The report said the repairs were not completed until mid-August, which left Mr X without a working boiler and oven for 46 days. Mr X said he had to pay a higher utility bill of around £280 and an extra £250 for food due to the issues.

The council acknowledged the delay in repairing the appliances and paid him £460 in December. The ombudsman ruled this sum was not enough to compensate Mr X, while also finding the council further at fault for taking around four months to pay him after making the offer in August.

The watchdog found this delay would have caused him further 'financial hardship, distress and inconvenience'.
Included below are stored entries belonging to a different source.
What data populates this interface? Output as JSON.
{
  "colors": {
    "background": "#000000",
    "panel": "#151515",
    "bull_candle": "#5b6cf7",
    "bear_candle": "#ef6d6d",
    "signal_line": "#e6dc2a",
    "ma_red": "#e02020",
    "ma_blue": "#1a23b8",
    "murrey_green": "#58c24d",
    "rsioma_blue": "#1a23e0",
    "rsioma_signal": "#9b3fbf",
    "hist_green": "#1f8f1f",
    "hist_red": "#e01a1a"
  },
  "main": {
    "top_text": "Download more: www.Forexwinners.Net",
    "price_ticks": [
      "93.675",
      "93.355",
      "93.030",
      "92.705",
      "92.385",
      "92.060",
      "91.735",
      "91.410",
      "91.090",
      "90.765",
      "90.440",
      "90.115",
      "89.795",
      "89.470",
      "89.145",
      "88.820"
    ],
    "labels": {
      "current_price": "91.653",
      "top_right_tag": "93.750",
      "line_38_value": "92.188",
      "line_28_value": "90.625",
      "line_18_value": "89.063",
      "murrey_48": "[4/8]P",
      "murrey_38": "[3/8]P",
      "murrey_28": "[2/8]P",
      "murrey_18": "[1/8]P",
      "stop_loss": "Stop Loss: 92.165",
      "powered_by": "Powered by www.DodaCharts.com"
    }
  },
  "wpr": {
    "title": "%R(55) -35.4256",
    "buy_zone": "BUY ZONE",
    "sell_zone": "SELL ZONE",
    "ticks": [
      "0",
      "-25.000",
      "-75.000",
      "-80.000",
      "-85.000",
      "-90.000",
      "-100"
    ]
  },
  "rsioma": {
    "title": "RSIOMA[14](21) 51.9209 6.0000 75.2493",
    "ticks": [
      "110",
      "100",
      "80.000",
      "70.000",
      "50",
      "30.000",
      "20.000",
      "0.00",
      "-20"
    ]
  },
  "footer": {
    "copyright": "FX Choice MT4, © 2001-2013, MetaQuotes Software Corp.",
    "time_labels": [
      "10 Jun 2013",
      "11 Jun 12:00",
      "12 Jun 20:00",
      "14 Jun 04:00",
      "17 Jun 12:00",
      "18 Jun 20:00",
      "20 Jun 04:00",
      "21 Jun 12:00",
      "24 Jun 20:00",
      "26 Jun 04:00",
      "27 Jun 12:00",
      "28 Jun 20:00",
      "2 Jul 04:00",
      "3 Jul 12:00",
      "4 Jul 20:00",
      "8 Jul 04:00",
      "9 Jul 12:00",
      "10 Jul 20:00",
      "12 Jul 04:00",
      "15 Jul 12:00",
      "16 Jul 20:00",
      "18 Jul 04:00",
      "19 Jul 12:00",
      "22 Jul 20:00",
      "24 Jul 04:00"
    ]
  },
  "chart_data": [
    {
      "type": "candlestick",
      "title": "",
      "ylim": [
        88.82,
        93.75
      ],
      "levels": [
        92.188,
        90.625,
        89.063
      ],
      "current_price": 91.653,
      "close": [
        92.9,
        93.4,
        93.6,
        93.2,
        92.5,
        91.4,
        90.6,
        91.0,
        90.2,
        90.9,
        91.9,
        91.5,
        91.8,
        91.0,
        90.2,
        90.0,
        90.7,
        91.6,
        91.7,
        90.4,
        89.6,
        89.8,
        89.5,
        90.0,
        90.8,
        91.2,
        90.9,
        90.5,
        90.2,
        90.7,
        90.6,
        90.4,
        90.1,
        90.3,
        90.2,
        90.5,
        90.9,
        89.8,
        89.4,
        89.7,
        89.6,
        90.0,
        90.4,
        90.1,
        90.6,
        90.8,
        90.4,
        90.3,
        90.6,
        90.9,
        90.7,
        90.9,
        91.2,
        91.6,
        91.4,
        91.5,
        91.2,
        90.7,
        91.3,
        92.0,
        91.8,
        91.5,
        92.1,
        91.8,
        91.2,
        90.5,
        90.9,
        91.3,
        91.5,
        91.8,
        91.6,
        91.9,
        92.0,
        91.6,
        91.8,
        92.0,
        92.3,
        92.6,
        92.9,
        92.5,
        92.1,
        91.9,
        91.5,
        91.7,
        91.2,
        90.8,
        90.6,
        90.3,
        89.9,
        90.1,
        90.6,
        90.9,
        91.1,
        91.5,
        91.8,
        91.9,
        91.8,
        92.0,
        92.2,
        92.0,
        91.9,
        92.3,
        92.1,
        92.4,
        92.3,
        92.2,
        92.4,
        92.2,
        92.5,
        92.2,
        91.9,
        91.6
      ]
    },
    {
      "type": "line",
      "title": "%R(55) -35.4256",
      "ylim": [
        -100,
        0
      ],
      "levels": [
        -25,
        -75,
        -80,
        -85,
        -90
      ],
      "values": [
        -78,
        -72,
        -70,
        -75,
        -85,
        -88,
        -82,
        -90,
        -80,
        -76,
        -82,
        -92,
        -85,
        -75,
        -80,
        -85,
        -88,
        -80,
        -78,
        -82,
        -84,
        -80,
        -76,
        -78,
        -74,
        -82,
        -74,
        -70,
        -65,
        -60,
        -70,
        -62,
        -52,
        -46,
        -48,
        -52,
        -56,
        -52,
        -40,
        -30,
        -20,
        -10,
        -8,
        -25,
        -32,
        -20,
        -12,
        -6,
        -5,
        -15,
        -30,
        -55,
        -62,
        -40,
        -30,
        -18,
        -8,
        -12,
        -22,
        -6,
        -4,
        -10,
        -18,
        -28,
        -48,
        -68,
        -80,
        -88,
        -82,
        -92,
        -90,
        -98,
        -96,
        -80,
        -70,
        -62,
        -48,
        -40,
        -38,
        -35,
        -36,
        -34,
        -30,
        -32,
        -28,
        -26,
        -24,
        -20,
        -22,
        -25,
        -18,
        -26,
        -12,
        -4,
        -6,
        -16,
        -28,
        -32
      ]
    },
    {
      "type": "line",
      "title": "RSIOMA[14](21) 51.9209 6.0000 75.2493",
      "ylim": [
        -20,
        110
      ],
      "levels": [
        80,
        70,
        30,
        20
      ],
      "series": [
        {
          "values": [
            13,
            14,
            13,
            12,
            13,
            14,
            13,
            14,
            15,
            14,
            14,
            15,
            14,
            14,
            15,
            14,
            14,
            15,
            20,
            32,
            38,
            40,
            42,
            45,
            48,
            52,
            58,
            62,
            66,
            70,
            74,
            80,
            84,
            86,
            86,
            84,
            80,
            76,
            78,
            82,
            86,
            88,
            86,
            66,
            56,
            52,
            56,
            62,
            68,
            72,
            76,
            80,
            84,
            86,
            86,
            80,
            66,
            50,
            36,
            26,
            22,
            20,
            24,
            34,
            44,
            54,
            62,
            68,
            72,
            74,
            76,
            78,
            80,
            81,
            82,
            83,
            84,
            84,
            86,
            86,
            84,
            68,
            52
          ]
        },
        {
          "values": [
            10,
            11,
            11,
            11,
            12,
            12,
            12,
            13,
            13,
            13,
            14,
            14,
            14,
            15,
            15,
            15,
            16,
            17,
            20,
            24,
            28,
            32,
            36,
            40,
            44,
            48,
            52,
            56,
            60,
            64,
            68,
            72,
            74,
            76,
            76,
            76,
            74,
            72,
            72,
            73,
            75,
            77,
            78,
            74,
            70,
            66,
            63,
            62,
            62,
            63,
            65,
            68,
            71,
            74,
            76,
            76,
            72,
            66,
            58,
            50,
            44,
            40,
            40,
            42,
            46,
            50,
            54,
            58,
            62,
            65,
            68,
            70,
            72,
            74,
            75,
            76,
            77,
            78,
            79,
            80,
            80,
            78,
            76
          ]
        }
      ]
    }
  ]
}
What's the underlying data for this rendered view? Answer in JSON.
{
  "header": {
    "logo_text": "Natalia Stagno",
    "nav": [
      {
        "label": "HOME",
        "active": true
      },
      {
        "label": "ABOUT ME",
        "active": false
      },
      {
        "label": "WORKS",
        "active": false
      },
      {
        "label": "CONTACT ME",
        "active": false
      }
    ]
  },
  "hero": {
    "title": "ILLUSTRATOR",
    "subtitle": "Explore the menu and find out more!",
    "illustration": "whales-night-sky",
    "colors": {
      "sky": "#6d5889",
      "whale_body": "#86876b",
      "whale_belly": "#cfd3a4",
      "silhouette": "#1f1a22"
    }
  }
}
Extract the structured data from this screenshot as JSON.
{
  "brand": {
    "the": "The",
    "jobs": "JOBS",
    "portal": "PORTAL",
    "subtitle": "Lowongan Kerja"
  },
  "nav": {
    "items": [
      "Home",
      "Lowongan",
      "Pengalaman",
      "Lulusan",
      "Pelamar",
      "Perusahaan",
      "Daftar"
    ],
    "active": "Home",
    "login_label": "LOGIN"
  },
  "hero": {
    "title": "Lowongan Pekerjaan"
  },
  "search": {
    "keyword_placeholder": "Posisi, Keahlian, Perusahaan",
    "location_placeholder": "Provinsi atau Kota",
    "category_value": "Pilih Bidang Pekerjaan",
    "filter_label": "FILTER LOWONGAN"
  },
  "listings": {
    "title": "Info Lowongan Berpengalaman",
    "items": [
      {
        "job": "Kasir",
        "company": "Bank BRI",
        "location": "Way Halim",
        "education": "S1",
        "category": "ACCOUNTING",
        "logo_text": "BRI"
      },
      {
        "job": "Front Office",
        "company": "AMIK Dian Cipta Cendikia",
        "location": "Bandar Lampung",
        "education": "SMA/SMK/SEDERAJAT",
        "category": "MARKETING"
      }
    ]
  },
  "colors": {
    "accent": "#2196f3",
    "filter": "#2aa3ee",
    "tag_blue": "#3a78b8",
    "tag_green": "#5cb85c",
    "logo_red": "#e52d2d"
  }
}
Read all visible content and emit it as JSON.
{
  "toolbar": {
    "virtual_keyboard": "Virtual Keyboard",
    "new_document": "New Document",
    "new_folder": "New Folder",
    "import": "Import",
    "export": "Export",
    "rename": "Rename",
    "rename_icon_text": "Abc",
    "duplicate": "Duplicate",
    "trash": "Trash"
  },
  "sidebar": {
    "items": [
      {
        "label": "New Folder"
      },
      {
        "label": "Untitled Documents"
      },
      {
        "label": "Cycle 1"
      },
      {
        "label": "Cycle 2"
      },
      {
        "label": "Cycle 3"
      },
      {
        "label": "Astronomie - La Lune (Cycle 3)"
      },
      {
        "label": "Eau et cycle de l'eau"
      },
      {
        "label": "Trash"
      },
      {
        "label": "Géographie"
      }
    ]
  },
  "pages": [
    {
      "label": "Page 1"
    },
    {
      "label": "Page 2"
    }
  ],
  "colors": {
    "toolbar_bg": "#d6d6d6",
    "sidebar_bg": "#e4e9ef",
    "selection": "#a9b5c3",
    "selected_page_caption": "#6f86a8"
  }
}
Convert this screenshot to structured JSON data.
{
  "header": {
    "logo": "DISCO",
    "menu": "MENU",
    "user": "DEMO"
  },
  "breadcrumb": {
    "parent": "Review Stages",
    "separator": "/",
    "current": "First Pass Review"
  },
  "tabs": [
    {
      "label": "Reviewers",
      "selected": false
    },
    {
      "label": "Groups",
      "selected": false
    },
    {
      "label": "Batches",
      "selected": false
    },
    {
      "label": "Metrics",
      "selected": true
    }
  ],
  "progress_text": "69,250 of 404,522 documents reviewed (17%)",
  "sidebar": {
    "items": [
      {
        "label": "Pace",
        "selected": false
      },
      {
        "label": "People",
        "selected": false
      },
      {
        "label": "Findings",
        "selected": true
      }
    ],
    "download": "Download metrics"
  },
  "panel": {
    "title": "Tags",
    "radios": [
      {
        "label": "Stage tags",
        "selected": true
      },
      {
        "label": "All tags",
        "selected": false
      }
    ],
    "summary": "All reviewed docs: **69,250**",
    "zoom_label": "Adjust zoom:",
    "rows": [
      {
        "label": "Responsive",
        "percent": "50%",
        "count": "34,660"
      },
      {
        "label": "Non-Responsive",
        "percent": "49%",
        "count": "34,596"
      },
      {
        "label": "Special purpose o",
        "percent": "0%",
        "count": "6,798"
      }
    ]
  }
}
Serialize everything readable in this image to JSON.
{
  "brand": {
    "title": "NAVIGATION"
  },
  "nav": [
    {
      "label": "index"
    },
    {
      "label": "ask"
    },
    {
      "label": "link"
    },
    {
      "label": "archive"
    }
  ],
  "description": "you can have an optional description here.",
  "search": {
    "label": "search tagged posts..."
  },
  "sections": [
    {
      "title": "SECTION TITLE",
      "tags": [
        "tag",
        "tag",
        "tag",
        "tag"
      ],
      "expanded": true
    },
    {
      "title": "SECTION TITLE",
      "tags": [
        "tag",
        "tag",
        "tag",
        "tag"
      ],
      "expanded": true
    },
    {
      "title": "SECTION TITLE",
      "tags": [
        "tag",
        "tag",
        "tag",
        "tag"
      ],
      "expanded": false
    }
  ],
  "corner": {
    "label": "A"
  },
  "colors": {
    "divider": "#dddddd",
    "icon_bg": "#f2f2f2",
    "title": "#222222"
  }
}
The report said: "The council have acknowledged delay in repairing the appliances and here I have made a finding of fault. Delay in repairing the appliances caused an ongoing inconvenience to Mr X, and also meant he incurred additional expenses by increasing his use of alternative utilities and pursuing alternative eating arrangements in the absence of a functioning oven."

The council also changed its policy following the watchdog investigation to require temporary accommodation providers to give contractor details to reduce dependence on the landlord to arrange repairs and the time taken to complete them.

A Kingston Council spokesperson said: "We are committed to doing all we can to provide quality housing for residents and ensure people in the borough have a safe and comfortable place to live.

"We are currently supporting close to 1,000 families in the borough with temporary accommodation, a large number of the temporary accommodation provided are sourced through private landlords and with appliances provided by the landlords as in this instance.

"We are satisfied that the ombudsman has found our offer fair and proportionate. We have apologised to Mr X and full settlement has been paid.

"The national housing crisis is a critical situation, with demand for properties increasingly outstripping supply. Across London, there has been a 40 per cent drop in landlords letting their properties to councils.

"We are currently undertaking a major regeneration in the borough to provide 2,170 new homes, with 871 new council homes on the Cambridge Road Estate. This includes an extra 104 council homes announced this year over and above the original plan and will deliver 254 council homes in the first phase of the project.

"We are also delivering a small sites programme which will have a further 101 new council homes, these are the first new council homes built in the borough in almost 40 years."